Guido siempre decía Arte con mayúscula, no lo bastardeaba y tampoco hombreaba bolsas en el puerto. En cambio había descubierto ese pequeño negocio que podía financiarle su carísima pasión: traer autos usados de Holanda y venderlos en París. En Holanda los autos se desvalorizaban muchísimo, entre otros motivos, porque el precio de la patente era más caro cuanto más viejo era el auto. A los cuatro o cinco años los holandeses se sacaban el auto de encima a precios ridículos. Había que cruzar la frontera sin despertar sospechas y después, con un simple cartelito en el parabrisas, el vehículo se vendía por buena diferencia en París.
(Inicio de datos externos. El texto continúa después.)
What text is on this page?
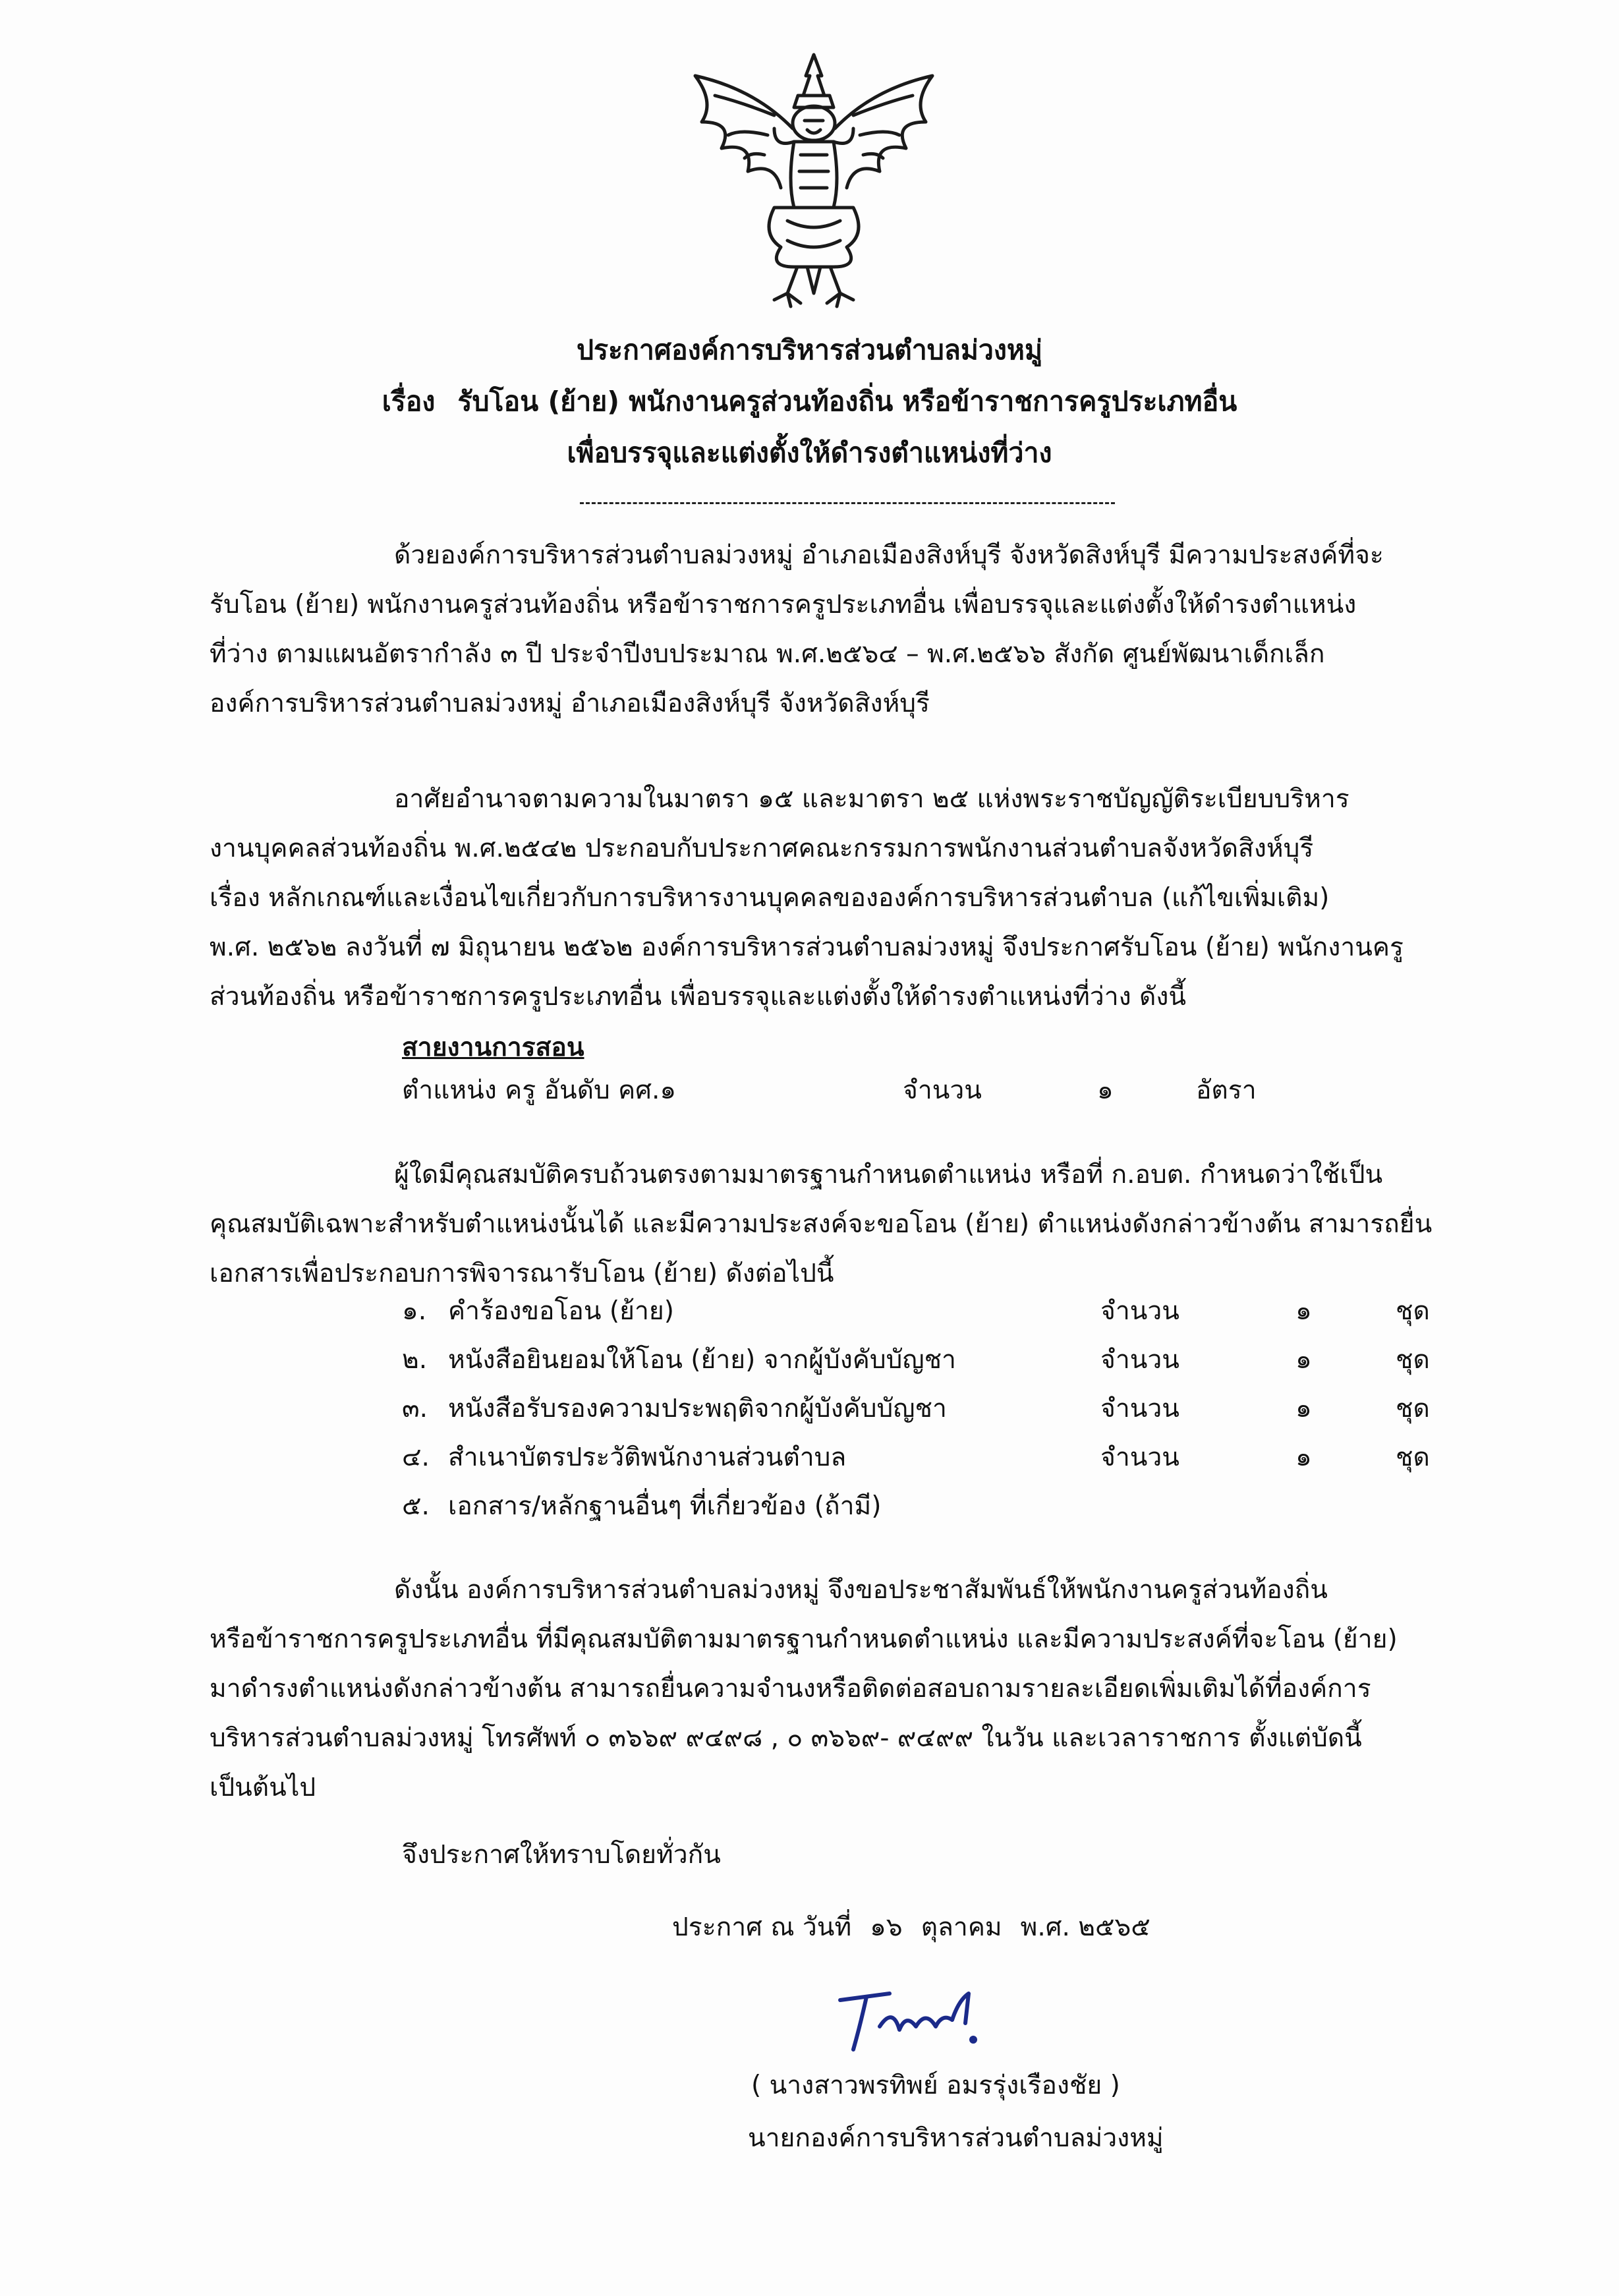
ประกาศองค์การบริหารส่วนตำบลม่วงหมู่
เรื่อง รับโอน (ย้าย) พนักงานครูส่วนท้องถิ่น หรือข้าราชการครูประเภทอื่น
เพื่อบรรจุและแต่งตั้งให้ดำรงตำแหน่งที่ว่าง

ด้วยองค์การบริหารส่วนตำบลม่วงหมู่ อำเภอเมืองสิงห์บุรี จังหวัดสิงห์บุรี มีความประสงค์ที่จะ
รับโอน (ย้าย) พนักงานครูส่วนท้องถิ่น หรือข้าราชการครูประเภทอื่น เพื่อบรรจุและแต่งตั้งให้ดำรงตำแหน่ง
ที่ว่าง ตามแผนอัตรากำลัง ๓ ปี ประจำปีงบประมาณ พ.ศ.๒๕๖๔ – พ.ศ.๒๕๖๖ สังกัด ศูนย์พัฒนาเด็กเล็ก
องค์การบริหารส่วนตำบลม่วงหมู่ อำเภอเมืองสิงห์บุรี จังหวัดสิงห์บุรี

อาศัยอำนาจตามความในมาตรา ๑๕ และมาตรา ๒๕ แห่งพระราชบัญญัติระเบียบบริหาร
งานบุคคลส่วนท้องถิ่น พ.ศ.๒๕๔๒ ประกอบกับประกาศคณะกรรมการพนักงานส่วนตำบลจังหวัดสิงห์บุรี
เรื่อง หลักเกณฑ์และเงื่อนไขเกี่ยวกับการบริหารงานบุคคลขององค์การบริหารส่วนตำบล (แก้ไขเพิ่มเติม)
พ.ศ. ๒๕๖๒ ลงวันที่ ๗ มิถุนายน ๒๕๖๒ องค์การบริหารส่วนตำบลม่วงหมู่ จึงประกาศรับโอน (ย้าย) พนักงานครู
ส่วนท้องถิ่น หรือข้าราชการครูประเภทอื่น เพื่อบรรจุและแต่งตั้งให้ดำรงตำแหน่งที่ว่าง ดังนี้

สายงานการสอน
ตำแหน่ง ครู อันดับ คศ.๑	จำนวน	๑	อัตรา

ผู้ใดมีคุณสมบัติครบถ้วนตรงตามมาตรฐานกำหนดตำแหน่ง หรือที่ ก.อบต. กำหนดว่าใช้เป็น
คุณสมบัติเฉพาะสำหรับตำแหน่งนั้นได้ และมีความประสงค์จะขอโอน (ย้าย) ตำแหน่งดังกล่าวข้างต้น สามารถยื่น
เอกสารเพื่อประกอบการพิจารณารับโอน (ย้าย) ดังต่อไปนี้

๑. คำร้องขอโอน (ย้าย)	จำนวน	๑	ชุด
๒. หนังสือยินยอมให้โอน (ย้าย) จากผู้บังคับบัญชา	จำนวน	๑	ชุด
๓. หนังสือรับรองความประพฤติจากผู้บังคับบัญชา	จำนวน	๑	ชุด
๔. สำเนาบัตรประวัติพนักงานส่วนตำบล	จำนวน	๑	ชุด
๕. เอกสาร/หลักฐานอื่นๆ ที่เกี่ยวข้อง (ถ้ามี)

ดังนั้น องค์การบริหารส่วนตำบลม่วงหมู่ จึงขอประชาสัมพันธ์ให้พนักงานครูส่วนท้องถิ่น
หรือข้าราชการครูประเภทอื่น ที่มีคุณสมบัติตามมาตรฐานกำหนดตำแหน่ง และมีความประสงค์ที่จะโอน (ย้าย)
มาดำรงตำแหน่งดังกล่าวข้างต้น สามารถยื่นความจำนงหรือติดต่อสอบถามรายละเอียดเพิ่มเติมได้ที่องค์การ
บริหารส่วนตำบลม่วงหมู่ โทรศัพท์ ๐ ๓๖๖๙ ๙๔๙๘ , ๐ ๓๖๖๙- ๙๔๙๙ ในวัน และเวลาราชการ ตั้งแต่บัดนี้
เป็นต้นไป

จึงประกาศให้ทราบโดยทั่วกัน
ประกาศ ณ วันที่ ๑๖ ตุลาคม พ.ศ. ๒๕๖๕
( นางสาวพรทิพย์ อมรรุ่งเรืองชัย )
นายกองค์การบริหารส่วนตำบลม่วงหมู่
Pero sobre todo se había sumado Guido (con la misma dosis de fanatismo con la que se había entregado en su país a discutir el marxismo) a la miríada de Artistas Latinoamericanos que luchaban en París por la pureza del arte sin ejercerlo. Ahora pertenecía a la legión de pintores que no pintaban, escritores que no escribían, compositores que no hacían música, escultores que no esculpían, actores que no actuaban, pero que en cambio se reunían, discutían, bebían (en lo posible, ajenjo) y, más que nada, vivían en París, una actividad que parecía validar sus pretensiones, que en cierto modo los eximía del ejercicio de su arte.
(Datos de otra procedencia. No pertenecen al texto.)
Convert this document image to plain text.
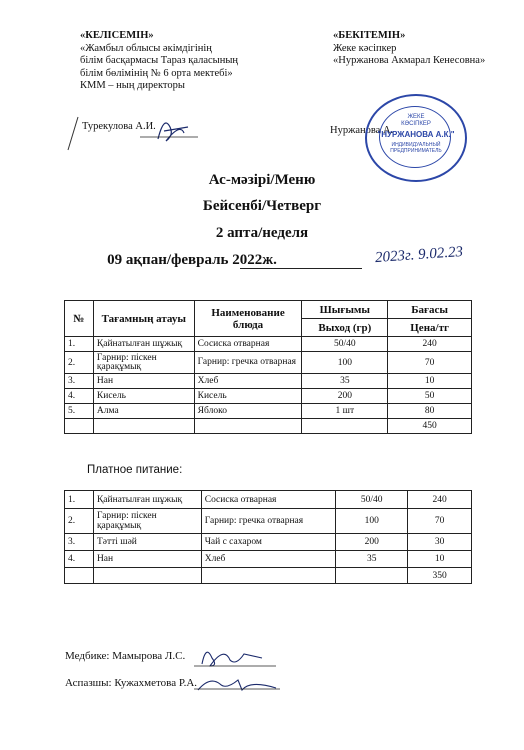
«КЕЛІСЕМІН»
«Жамбыл облысы әкімдігінің
білім басқармасы Тараз қаласының
білім бөлімінің № 6 орта мектебі»
КММ – ның директоры
Турекулова А.И.
«БЕКІТЕМІН»
Жеке кәсіпкер
«Нуржанова Акмарал Кенесовна»
Нуржанова А.
ЖЕКЕ
КӘСІПКЕР
"НУРЖАНОВА А.К."
ИНДИВИДУАЛЬНЫЙ
ПРЕДПРИНИМАТЕЛЬ
Ас-мәзірі/Меню
Бейсенбі/Четверг
2 апта/неделя
09 ақпан/февраль 2022ж.	2023г. 9.02.23
№	Тағамның атауы	Наименование блюда	Шығымы	Бағасы
			Выход (гр)	Цена/тг
1.	Қайнатылған шұжық	Сосиска отварная	50/40	240
2.	Гарнир: піскен қарақұмық	Гарнир: гречка отварная	100	70
3.	Нан	Хлеб	35	10
4.	Кисель	Кисель	200	50
5.	Алма	Яблоко	1 шт	80
				450
Платное питание:
1.	Қайнатылған шұжық	Сосиска отварная	50/40	240
2.	Гарнир: піскен қарақұмық	Гарнир: гречка отварная	100	70
3.	Тәтті шәй	Чай с сахаром	200	30
4.	Нан	Хлеб	35	10
				350
Медбике: Мамырова Л.С.
Аспазшы: Кужахметова Р.А.
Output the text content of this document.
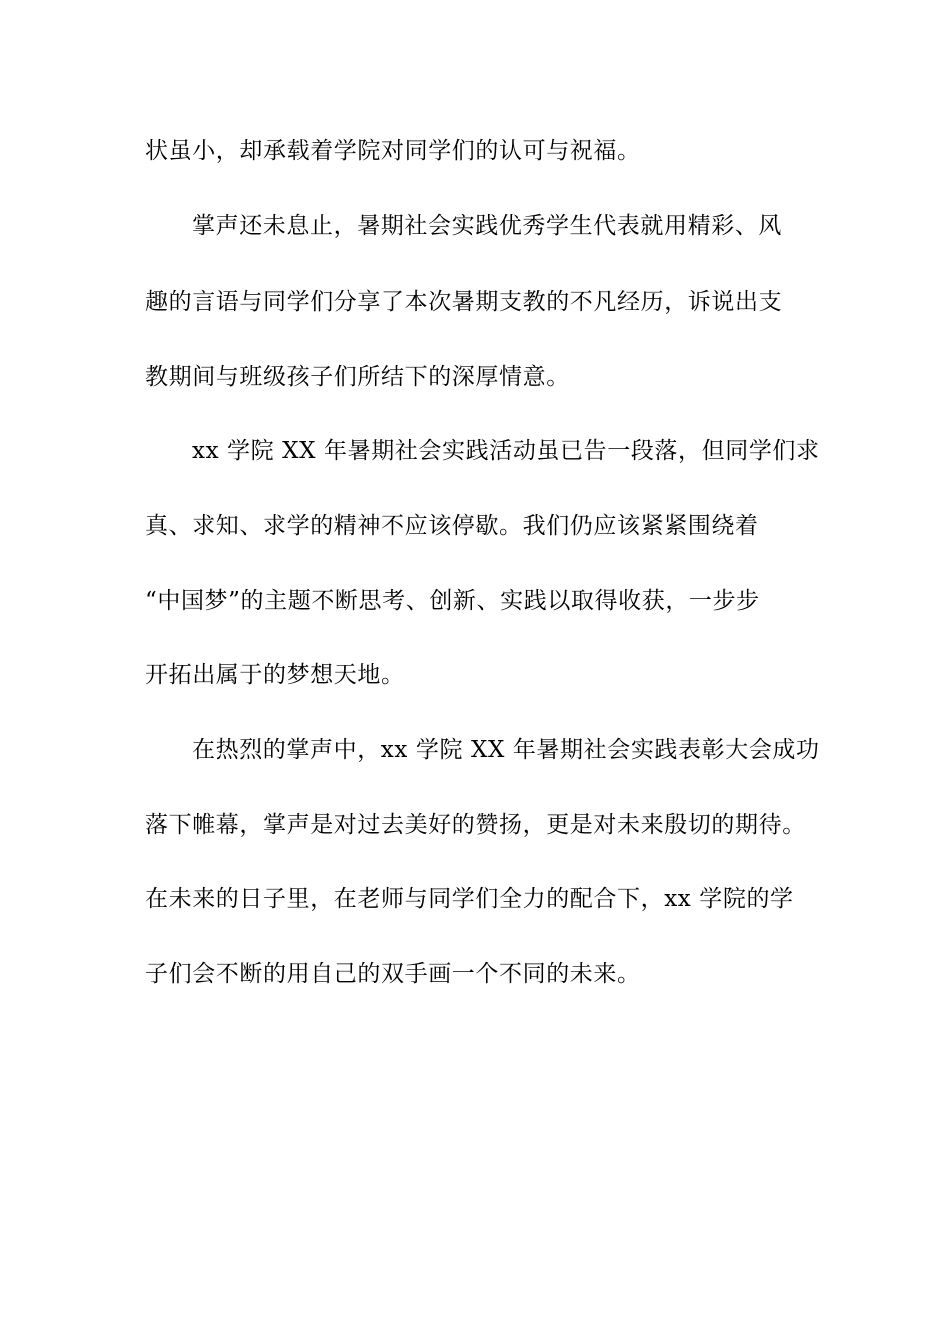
状虽小，却承载着学院对同学们的认可与祝福。
掌声还未息止，暑期社会实践优秀学生代表就用精彩、风
趣的言语与同学们分享了本次暑期支教的不凡经历，诉说出支
教期间与班级孩子们所结下的深厚情意。
xx 学院 XX 年暑期社会实践活动虽已告一段落，但同学们求
真、求知、求学的精神不应该停歇。我们仍应该紧紧围绕着
“中国梦”的主题不断思考、创新、实践以取得收获，一步步
开拓出属于的梦想天地。
在热烈的掌声中，xx 学院 XX 年暑期社会实践表彰大会成功
落下帷幕，掌声是对过去美好的赞扬，更是对未来殷切的期待。
在未来的日子里，在老师与同学们全力的配合下，xx 学院的学
子们会不断的用自己的双手画一个不同的未来。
Una mañana Esmé abrió las persianas esperando el sol, que no venía, y después bajó, como siempre, a comprar las croissants para el desayuno (seis medialunas ordinarias, que así llamaban los franceses, tal vez injustamente, a las medialunas de grasa). Llovía. Una carta de Buenos Aires decía que Lucio y Guillermo no estaban. Esmé leyó la frase muchas veces, como si pudiera descubrir nuevos significados en los arabescos de las letras. Eran dos hermanos que habían estado de novios con sus primas. Lucio, el mayor, era rubio, prolijo. Guillermo tenía dieciocho años y el pelo muy enrulado. Ahora no estaban: no estaban. Pensó en llamar por teléfono pero tenía miedo.
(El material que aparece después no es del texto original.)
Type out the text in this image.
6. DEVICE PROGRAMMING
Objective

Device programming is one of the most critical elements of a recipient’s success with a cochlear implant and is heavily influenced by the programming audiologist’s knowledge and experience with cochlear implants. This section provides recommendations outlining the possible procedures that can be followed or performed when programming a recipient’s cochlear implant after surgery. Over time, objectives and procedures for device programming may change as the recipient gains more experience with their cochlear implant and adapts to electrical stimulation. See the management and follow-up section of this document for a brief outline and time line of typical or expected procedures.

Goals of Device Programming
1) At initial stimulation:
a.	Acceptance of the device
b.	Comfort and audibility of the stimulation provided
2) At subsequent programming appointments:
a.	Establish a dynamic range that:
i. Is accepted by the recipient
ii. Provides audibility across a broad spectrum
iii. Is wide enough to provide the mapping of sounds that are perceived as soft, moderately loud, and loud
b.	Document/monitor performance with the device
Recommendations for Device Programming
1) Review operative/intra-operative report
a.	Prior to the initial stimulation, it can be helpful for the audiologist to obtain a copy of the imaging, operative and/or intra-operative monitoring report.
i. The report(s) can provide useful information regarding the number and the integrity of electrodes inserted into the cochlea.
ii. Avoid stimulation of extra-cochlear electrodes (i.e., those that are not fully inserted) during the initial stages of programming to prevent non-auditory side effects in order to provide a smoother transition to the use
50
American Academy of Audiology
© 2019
Poco antes de que Esmé y Guido se fueran de Buenos Aires, Guillermo y su prima Dorita le habían pedido permiso para dormir en su casa. Estaban cansados, sucios, de mal humor. En la última semana pasaban las noches yendo y viniendo en colectivo: así era estar en la clandestinidad. El departamento de Esmé y Guido también era peligroso. Se quedaron una sola noche.

Esa tarde, en París, Esmé tomó coraje y fue al correo para hablar por teléfono.

—Recibí tu carta. ¿Guillermo y Lucio no están? ¿No están del todo? —se atrevió a preguntar.

—No —le contestó la tía, con su voz enérgica de siempre.

—¿Pero qué quiere decir que no están?

—Quiere decir eso que vos pensás. Quiere decir que no están más, desde hace veinte días. Por tus primas no te preocupes, las fletamos a España.

Esmé tenía la esperanza de que Lucio y Guillermo estuvieran vivos y siguió manteniéndola durante algunos años.